The Mars 2020 spacecraft is currently on its way to the Red Planet. Ahead of the spacecraft entering the Martian atmosphere, NASA sent a signal to check on some of the sensors aboard the spacecraft. NASA’s signal went out on October 8, and the team waited for a reply from the Mars Entry, Descent, and Landing Instrumentation 2 (MEDLI2) suit board the spacecraft. MEDLI2 is a collection of sensors designed to measure the aerothermal environment and thermal protection system material performance when the spacecraft enters Mars’ atmosphere.
NASA’s Flight Mission Support Center at Langley Research Center in Virginia received data back from the spacecraft, marking the first contact since the mission launched in July. The sensor suite did undergo and pass a battery of environmental tests before it was installed on the Mars 2020 spacecraft heatshield before launch. The successful test marks the first time MEDLI2 was tested since before launch.
MEDLI2 project manager Henry Wright said this test verified the sensor suite survived launch and the cold deep space. Mars 2020 aims to study the Martian astrobiology and search for signs of ancient microbial life. The rover was designed to characterize Mars’ past climate and geology, not only in an attempt to discover fossilized ancient life but also to help pave the way for human exploration of Mars.

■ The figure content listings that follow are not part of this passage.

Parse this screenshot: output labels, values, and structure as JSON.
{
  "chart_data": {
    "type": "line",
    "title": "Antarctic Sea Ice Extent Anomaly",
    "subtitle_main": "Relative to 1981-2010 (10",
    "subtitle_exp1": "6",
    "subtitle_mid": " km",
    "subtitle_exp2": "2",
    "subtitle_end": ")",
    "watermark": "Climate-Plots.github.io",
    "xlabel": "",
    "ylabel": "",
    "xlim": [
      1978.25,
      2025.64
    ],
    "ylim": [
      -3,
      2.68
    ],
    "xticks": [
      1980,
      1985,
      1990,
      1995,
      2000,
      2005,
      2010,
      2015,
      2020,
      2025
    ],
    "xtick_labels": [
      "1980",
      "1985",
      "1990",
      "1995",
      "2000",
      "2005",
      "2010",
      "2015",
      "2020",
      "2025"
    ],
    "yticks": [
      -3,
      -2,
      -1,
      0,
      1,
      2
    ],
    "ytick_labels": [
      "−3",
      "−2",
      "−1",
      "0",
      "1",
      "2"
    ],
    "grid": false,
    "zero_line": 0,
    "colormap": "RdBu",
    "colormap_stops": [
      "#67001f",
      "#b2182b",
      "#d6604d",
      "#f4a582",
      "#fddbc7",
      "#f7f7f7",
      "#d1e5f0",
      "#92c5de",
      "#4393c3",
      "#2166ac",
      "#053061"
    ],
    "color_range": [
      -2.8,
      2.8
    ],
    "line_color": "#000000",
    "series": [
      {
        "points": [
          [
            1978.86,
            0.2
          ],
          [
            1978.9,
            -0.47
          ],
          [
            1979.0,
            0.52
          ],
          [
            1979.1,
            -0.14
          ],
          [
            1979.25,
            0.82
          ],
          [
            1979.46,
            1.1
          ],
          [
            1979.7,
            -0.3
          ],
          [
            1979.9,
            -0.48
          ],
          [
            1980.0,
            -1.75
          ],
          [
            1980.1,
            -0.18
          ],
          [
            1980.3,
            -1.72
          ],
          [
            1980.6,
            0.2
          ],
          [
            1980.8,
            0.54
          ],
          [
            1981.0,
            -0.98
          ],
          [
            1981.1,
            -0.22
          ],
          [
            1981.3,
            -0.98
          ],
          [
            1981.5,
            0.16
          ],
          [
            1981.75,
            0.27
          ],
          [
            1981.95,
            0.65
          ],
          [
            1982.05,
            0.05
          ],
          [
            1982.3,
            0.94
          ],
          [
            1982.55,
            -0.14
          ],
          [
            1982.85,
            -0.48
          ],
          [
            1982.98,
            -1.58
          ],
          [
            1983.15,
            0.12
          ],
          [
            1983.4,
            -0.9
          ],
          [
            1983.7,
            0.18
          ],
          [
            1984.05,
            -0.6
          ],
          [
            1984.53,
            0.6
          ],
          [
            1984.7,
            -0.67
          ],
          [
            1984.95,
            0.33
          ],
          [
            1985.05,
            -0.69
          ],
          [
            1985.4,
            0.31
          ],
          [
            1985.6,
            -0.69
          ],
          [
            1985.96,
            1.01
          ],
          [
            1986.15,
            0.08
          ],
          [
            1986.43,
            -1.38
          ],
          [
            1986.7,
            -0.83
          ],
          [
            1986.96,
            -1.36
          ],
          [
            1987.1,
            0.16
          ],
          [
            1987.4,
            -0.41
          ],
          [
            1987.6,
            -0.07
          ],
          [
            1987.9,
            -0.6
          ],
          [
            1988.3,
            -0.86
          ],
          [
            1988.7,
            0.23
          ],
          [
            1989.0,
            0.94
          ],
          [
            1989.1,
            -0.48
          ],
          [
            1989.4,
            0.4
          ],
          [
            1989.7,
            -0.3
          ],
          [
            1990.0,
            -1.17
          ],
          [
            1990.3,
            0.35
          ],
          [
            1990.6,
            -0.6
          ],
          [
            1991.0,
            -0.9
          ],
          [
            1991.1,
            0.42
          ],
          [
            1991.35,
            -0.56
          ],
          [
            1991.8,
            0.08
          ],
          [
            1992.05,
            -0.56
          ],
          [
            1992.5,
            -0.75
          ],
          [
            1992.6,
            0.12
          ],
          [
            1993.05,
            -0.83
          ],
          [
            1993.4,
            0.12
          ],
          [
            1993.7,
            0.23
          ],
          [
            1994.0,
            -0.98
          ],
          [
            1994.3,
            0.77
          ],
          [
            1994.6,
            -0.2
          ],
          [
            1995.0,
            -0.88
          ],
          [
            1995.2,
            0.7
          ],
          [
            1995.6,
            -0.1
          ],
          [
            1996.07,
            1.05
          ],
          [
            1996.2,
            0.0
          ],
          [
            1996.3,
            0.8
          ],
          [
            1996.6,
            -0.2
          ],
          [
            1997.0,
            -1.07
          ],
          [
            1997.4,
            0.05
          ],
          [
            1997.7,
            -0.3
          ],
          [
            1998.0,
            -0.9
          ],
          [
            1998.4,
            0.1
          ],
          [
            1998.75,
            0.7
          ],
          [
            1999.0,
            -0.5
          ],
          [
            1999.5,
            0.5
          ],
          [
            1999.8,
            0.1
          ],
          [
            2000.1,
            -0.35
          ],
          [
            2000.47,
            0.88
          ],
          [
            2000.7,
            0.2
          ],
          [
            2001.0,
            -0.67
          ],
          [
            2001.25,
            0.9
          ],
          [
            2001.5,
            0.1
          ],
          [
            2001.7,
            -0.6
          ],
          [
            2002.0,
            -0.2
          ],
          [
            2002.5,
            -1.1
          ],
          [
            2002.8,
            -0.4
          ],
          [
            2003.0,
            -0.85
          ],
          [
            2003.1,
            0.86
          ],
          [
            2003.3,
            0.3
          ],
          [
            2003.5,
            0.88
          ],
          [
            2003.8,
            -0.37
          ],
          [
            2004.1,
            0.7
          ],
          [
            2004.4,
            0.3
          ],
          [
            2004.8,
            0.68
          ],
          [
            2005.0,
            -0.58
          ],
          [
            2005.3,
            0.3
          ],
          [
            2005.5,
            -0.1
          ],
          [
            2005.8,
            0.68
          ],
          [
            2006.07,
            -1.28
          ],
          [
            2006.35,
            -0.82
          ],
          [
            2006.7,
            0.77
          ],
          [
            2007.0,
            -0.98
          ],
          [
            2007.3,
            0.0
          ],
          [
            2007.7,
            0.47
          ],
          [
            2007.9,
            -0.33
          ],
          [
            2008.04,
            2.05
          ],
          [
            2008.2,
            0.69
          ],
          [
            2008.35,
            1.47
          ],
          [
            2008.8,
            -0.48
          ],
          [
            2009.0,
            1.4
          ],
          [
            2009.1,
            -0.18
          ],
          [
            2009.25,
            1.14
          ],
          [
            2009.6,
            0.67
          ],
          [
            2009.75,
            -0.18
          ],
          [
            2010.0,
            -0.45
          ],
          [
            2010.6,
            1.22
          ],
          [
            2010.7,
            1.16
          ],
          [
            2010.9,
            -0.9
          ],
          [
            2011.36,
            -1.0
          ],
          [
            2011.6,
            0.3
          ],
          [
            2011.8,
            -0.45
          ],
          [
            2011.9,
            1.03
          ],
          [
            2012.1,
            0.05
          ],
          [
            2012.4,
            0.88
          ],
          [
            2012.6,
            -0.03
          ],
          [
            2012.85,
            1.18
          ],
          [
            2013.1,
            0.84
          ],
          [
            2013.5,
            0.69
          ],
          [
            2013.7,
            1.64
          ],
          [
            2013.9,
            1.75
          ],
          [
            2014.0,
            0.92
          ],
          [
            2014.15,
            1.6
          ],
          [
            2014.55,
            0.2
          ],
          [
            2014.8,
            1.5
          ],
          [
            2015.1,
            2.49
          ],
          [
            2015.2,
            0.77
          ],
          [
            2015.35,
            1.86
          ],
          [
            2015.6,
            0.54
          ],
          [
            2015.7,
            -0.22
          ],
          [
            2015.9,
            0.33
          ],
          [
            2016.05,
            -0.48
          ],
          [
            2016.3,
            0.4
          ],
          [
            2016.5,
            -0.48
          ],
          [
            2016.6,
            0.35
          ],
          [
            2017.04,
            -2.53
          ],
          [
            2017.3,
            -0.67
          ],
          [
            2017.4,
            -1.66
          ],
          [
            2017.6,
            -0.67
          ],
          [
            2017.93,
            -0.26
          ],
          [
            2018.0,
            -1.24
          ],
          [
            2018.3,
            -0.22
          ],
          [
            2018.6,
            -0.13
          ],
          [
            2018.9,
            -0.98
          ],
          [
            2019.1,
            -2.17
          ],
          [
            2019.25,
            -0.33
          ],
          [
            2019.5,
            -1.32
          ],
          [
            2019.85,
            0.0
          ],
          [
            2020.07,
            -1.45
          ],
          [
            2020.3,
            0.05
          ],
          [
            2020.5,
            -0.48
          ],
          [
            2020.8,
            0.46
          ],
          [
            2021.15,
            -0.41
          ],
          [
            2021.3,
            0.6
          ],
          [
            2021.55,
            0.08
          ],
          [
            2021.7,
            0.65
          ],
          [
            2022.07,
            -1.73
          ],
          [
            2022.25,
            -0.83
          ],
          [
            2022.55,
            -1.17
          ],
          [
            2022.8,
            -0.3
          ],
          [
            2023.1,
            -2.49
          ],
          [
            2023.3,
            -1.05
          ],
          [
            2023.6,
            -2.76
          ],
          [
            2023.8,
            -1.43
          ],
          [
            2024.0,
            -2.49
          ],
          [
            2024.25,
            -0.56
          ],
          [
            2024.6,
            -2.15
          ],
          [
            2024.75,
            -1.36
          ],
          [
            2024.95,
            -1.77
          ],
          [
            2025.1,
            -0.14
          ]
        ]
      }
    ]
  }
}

Mars 2020 will also be the first mission to collect and cache samples from the surface of Mars and send them back to earth. NASA also reminds us that Mars 2020 is part of a more extensive program, including missions to the Moon, intended to prepare humans to explore the Red Planet. NASA’s Artemis mission intends to send astronauts to the moon by 2024.
According to Artemis mission plans, a sustained human presence on and around the Moon will happen by 2028. Caltech will manage the Perseverance rover aboard the Mars 2020 spacecraft in Pasadena, California.